Accelerating time to treatment for rare diseases with modern, patient-centric data

Accelerating time to treatment for rare diseases with modern, patient-centric data

By Peter Stark, Veeva Compass

Rare diseases, as a whole, are not rare at all. Every year, people’s lives are upended by a diagnosis of one of 10,000 identified rare conditions, which collectively affect one in 10 people, according to the Genetic and Rare Diseases Information Center at NIH. A fact sheet from Global Genes, a global nonprofit dedicated to eliminating the burdens and challenges of rare diseases for patients and families globally, states because a majority are genetic and appear early, half of these patients are children, and many are not expected to reach their fifth birthday.

For patients left waiting, the stakes for new medicines are high. Yet, less than five percent of rare diseases have at least one approved treatment, the European Commission noted in February 2022 in Horizon, The EU Research and Innovation Magazine. Even when effective therapies and medicines exist, reaching the right patients is challenging. Survey data depicts a long and emotional journey for those awaiting a diagnosis. For adults, it can take up to five years, and half will receive a misdiagnosis, say researchers in an Orphanet Journal of Rare Diseases article titled, “The diagnostic odyssey: insights from parents of children living with an undiagnosed condition.”

Rare diseases challenge traditional ways of commercializing new medicines. With speed so critical to finding patients who aren’t always easily identified, traditional data can slow the process because it does not provide a complete view into the longitudinal patient journey. Once a medicine is approved, it is also crucial to seamlessly transition from trials to treatment given the smaller patient cohort, as the physicians who conduct the trials often become prescribers.

The good news is that the industry is making great progress in how medicines for rare diseases are brought to market. From new approaches to data to greater connectivity between medical and commercial teams, companies are breaking down silos and cutting the time to treatment. Along with richer healthcare data and effective medical education for physicians on symptoms and treatment options, these advances will help those undergoing complex patient journeys.

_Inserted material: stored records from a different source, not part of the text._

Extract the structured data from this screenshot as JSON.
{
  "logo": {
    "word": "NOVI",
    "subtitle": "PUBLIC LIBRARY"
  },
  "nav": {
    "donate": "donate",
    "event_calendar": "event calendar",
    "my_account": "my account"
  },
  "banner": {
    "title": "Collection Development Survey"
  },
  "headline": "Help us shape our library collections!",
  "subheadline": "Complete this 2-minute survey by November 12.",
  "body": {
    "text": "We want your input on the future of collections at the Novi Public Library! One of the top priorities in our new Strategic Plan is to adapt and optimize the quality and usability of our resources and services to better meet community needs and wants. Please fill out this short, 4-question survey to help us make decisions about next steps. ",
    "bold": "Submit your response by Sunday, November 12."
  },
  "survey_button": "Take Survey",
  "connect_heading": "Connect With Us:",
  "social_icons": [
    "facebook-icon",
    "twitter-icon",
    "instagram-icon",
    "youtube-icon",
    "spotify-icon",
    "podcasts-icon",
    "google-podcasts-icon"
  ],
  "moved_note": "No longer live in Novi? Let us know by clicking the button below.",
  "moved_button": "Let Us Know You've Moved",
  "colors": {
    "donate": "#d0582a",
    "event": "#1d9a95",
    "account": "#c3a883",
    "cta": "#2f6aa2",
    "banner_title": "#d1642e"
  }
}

Data unlocks effective commercial execution

Data is core to understanding where the greatest patient needs are. Biopharmas need more complete and precise data that they can trust. Knowing specific HCPs for a particular indication to target and prioritize to find the patients in need is a game changer.

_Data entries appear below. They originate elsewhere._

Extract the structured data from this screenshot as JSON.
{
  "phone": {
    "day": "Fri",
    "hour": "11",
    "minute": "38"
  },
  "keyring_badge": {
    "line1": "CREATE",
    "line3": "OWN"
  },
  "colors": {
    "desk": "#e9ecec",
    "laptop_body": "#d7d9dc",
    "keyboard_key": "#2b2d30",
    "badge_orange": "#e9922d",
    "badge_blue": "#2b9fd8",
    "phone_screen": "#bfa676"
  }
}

One enterprise biopharma launching a new treatment for a rare cancer needed to understand varying patient profiles – those newly diagnosed or treated – and isolate diagnosed patients and treatment providers. This meant finding patients already on market-leading therapies, but who still aren’t visible in traditional datasets. The company not only needed data for specific cancers, but also on health-related events for this particular patient population.

With Veeva Compass Patient, the brand found 34 percent more net new patients and identified a significant number of net new HCP targets compared to when using other traditional claims data sources. With unlimited access to the data, it is now being used to fuel an AI/ML engine to identify possible predictors to the disease diagnosis.

Data at speed, for faster patient starts

Biopharma companies are connecting technology and data to reach more of the right target patient populations and facilitate collaboration between functions that have not worked together before so they can identify and engage relevant HCPs. More than a third of all prescribed brands in the past year are found in medical claims, including in-office administered therapies, injections, and infusions. The dynamics have changed, and biopharma companies no longer just follow the prescription, they can now see the complete patient journey of prescriptions and procedures. The time to access data accelerated from weeks or a month to a day or even hours, as pharma and HCPs need to move fast to get the right medicine to the right patient.

With new patient-centric data for modern medicines, commercial leaders can now have complete, timely visibility into prescriptions dispensed at pharmacies, along with treatments administered in office settings – an industry shift never seen before.

With a complete data set of the complex patient journey now available, faster treatment starts can become a reality for rare disease patients.

Peter Stark is executive VP and general manager of Veeva Compass.